Ups! Gambar ini tidak mengikuti Pedoman Konten kami. Untuk melanjutkan publikasi, hapuslah gambar ini atau unggah gambar lain.

***

Masa tersulit kini hadir di hidup Violin. Setelah melarikan dari acara pernikahan yang belum selesai, kebingungan tengah dirasakan olehnya. Sehari ia tak pulang ke rumah karena Violin sendiri tak tahu jalan untuk pulang. Berulang kali Violin mengingat namun gagal, yang ada hanya jalan buntu yang ia temui. Perutnya sampai lapar karena beberapa hari ia tak makan nasi, yang terpenting penyakitnya jangan kambuh lagi.

Kaki Violin terasa kaku karena berjalan tanpa alas kaki.
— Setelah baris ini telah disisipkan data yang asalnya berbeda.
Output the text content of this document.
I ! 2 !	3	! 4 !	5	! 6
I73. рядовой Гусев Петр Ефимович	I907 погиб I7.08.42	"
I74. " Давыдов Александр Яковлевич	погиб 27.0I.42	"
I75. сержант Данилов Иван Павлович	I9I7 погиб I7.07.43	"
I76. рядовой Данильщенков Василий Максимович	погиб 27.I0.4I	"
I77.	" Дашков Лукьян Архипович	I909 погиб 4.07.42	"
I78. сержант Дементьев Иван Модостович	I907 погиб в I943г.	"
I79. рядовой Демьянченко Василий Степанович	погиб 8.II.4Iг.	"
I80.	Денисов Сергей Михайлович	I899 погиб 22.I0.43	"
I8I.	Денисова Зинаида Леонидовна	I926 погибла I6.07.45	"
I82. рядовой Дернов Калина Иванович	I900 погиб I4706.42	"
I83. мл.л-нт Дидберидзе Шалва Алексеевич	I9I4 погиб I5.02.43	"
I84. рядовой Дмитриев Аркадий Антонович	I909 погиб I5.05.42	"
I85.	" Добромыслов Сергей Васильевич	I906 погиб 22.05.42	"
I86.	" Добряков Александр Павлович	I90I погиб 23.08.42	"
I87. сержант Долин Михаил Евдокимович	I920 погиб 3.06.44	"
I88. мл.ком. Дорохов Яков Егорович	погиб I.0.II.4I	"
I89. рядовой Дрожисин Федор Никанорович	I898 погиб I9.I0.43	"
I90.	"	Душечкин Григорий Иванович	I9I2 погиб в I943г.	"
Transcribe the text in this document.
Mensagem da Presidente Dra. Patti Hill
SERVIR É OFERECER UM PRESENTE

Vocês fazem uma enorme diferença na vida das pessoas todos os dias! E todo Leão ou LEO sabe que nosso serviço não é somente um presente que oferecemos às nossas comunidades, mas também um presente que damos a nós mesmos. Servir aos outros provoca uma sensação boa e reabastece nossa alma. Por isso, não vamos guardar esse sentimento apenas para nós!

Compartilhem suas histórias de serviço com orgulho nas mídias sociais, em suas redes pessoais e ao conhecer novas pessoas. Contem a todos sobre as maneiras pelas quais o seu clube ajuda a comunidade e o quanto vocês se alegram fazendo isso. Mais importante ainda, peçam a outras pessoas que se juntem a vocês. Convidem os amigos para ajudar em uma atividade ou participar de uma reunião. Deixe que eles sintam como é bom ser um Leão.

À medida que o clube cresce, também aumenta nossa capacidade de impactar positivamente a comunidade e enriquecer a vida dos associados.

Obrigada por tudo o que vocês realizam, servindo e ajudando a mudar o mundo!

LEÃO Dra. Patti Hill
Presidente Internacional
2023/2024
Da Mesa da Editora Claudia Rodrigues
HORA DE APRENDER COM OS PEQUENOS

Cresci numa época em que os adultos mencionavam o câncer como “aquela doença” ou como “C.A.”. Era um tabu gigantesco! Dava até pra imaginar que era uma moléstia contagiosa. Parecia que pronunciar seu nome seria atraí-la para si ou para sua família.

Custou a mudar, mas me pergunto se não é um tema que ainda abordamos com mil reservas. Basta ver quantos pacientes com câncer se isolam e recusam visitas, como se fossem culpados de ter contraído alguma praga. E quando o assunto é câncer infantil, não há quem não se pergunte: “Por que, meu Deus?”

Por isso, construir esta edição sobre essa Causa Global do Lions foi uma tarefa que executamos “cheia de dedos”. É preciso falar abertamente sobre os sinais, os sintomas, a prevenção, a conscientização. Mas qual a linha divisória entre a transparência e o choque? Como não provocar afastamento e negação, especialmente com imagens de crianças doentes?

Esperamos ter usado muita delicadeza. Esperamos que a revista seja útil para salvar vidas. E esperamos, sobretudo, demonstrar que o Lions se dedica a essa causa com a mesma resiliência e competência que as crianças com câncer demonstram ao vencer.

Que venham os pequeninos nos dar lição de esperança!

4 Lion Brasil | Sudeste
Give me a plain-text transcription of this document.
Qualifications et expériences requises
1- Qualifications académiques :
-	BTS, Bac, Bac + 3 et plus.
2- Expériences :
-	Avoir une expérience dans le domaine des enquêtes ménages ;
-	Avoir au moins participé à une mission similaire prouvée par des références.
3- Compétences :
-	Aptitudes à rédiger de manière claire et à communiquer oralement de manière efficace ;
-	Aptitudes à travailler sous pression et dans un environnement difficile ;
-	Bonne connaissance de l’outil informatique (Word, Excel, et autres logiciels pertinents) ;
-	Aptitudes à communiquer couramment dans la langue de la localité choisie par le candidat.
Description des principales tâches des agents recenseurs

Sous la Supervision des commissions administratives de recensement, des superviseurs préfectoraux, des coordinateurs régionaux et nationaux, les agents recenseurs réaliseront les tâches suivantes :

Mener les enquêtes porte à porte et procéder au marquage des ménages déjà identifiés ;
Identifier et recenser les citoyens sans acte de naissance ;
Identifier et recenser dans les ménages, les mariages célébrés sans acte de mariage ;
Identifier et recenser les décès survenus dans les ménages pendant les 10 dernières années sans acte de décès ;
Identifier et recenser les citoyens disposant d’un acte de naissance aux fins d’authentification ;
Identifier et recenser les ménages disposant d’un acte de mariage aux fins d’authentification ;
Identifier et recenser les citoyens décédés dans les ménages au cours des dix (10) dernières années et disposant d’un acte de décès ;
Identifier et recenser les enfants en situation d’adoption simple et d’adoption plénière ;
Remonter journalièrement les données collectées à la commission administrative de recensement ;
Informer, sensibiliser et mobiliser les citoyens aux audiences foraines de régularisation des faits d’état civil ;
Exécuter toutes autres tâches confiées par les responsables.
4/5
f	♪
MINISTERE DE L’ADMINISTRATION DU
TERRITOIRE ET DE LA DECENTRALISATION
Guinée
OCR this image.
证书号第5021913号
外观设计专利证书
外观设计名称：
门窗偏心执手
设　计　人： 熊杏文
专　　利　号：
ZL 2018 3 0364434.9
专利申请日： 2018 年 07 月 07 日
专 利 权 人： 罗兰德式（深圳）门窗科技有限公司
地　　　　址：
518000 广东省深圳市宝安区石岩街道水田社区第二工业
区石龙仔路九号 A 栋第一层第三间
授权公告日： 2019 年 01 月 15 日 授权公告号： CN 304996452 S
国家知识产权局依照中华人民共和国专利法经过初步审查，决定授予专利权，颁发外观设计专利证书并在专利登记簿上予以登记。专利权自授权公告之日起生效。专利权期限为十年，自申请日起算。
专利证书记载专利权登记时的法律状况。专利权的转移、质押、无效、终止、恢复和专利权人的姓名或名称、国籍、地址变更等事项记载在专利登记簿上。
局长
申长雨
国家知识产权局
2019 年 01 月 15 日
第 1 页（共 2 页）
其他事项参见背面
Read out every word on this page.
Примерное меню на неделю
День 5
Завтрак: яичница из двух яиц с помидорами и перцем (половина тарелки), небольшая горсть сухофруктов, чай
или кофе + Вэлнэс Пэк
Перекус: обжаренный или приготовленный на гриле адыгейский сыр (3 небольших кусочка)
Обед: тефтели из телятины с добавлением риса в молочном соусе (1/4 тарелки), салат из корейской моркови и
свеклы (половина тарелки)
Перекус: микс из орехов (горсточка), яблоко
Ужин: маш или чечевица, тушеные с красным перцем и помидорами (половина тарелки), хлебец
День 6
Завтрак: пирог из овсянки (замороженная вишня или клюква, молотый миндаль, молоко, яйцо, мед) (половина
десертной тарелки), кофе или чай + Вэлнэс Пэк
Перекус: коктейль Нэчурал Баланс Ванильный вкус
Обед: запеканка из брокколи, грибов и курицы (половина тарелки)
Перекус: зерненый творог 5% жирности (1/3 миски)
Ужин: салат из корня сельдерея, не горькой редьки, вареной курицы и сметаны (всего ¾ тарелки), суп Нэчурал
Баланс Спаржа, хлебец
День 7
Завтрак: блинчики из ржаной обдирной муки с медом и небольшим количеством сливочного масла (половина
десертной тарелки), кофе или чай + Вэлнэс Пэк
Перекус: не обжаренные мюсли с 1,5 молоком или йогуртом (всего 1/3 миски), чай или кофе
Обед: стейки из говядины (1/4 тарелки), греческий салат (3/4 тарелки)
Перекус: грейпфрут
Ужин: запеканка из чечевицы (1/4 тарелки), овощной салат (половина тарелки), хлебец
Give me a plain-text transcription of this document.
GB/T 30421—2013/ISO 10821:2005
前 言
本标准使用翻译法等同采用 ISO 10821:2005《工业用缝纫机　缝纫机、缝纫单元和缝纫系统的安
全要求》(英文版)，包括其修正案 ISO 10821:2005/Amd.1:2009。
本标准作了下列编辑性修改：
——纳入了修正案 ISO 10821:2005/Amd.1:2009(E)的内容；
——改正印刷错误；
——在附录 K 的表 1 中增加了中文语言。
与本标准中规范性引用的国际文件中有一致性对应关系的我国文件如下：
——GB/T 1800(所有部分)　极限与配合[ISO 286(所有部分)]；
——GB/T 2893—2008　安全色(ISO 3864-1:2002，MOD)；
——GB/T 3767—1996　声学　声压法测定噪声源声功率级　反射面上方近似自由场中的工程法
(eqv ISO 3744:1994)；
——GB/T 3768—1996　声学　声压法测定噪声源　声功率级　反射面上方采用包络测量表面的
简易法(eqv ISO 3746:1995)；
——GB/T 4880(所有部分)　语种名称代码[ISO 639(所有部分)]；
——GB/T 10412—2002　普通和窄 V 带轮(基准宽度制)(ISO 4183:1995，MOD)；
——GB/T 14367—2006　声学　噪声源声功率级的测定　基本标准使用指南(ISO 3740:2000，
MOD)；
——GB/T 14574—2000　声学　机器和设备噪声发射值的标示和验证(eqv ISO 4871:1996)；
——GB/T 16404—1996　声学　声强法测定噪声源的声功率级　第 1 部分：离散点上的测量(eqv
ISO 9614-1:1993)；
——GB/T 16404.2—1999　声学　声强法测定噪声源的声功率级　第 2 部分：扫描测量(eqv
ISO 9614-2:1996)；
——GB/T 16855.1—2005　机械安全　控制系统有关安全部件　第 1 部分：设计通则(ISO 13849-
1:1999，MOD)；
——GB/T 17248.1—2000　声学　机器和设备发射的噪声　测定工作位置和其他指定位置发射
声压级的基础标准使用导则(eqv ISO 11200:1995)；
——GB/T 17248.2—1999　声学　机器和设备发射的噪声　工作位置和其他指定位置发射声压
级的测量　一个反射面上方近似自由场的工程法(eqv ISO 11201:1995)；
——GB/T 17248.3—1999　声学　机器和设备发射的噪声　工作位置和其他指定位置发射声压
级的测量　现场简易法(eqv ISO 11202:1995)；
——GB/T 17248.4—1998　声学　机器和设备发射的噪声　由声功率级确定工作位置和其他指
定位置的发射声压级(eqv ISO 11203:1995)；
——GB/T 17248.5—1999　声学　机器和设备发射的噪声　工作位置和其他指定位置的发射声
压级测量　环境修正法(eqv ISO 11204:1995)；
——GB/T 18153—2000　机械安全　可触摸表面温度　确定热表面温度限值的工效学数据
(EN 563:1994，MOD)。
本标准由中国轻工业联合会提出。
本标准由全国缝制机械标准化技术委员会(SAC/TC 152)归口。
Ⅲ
Tatapan eneh dari orang-orang tak Violin tanggapi. Violin duduk di halte bus untuk beristirahat. Dua hari ia tak tidur, bahkan tak mandi. Keadaan masih seperti kemarin, memakai baju pengantin dengan riasan yang luntur.

Wajah cantik Violin berubah menjadi jelek. Ia bahkan bahagia jika tak cantik, percuma punya wajah cantik kalau menyakiti hati orang-orang. Violin kembali menangis mengingat takdir yang tak ia inginkan sekarang ia jalani.

Ucapan pedas Atiya mengiyang di ingatan Violin. Perutnya kembali terasa panas, mungkin maagnya sebentar lagi akan kambuh. Secepatnya Violin bangkit lalu berjalan lagi untuk mencari kos-kosan Violin.

Telapak kaki Violin terasa perih karena melewati aspal dan batu yang panas karena terkena cahaya matahari. Violin menunduk sambil memeluk badannya, ia meratapi takdir yang selalu saja membuatnya hancur.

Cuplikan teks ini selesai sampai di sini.